If we're not taking into consideration the context of the ask, we're not going to be able to understand the nuances here.I understand but they don't know what my 10 is. I had no idea what pain could be till I had kidney stones and even then I have no idea how that compares to a war veteran getting severely injured in the battlefield or a burn victim. I've sat and watched people in the hospital say 10 while they're sitting in their bed me watching TV. When my wife was dying she was screaming in pain and we had to hold her down and she would say an eight. I'm just trying to say that self reporting pain is dubious and comparing is of little value. If someone says they are suffering then they are suffering and we need to try to help them.
When receiving medical care (such as the example you gave, or in ER triaging), there is an incentive to overstate your pain level because that's how you get attention faster.
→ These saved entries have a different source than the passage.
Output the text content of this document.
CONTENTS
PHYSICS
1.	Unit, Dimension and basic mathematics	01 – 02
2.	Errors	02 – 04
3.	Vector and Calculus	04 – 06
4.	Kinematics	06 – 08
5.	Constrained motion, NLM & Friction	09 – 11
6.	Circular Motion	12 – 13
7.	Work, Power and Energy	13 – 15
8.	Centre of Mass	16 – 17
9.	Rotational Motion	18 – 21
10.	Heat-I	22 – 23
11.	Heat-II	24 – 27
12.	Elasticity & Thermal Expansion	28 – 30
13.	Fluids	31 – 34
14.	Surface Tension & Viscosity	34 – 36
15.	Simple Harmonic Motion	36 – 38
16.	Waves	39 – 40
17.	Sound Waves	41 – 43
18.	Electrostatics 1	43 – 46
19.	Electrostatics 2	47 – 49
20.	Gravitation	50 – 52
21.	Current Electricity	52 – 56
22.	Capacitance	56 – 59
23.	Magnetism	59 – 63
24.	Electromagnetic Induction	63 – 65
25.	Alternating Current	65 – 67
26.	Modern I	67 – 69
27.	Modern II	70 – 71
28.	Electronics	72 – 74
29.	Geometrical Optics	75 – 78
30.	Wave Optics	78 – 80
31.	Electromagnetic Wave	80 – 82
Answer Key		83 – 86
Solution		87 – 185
Doctors and nurses know this, and don't only look at your self-reported data.
In the context of scientific studies, that incentive doesn't exist.
For tinnitus in particular, scientific studies often do measure volume (through stimulus matching and adjustment for PTA losses, there's also MML/min masking level - many of us have gone through that with an audiologist). There are many studies that study correlation between loudness and distress (look for them on PubMed, example.
We can keep saying that loudness doesn't matter, and that it's how we deal with the sound that matters, but the science disagrees. It also perpetuates victim blaming ("you're not positive enough! that's what your problem is!") and doesn't encourage finding a real cure (since it really is all in your head, you're just not trying hard enough to get better).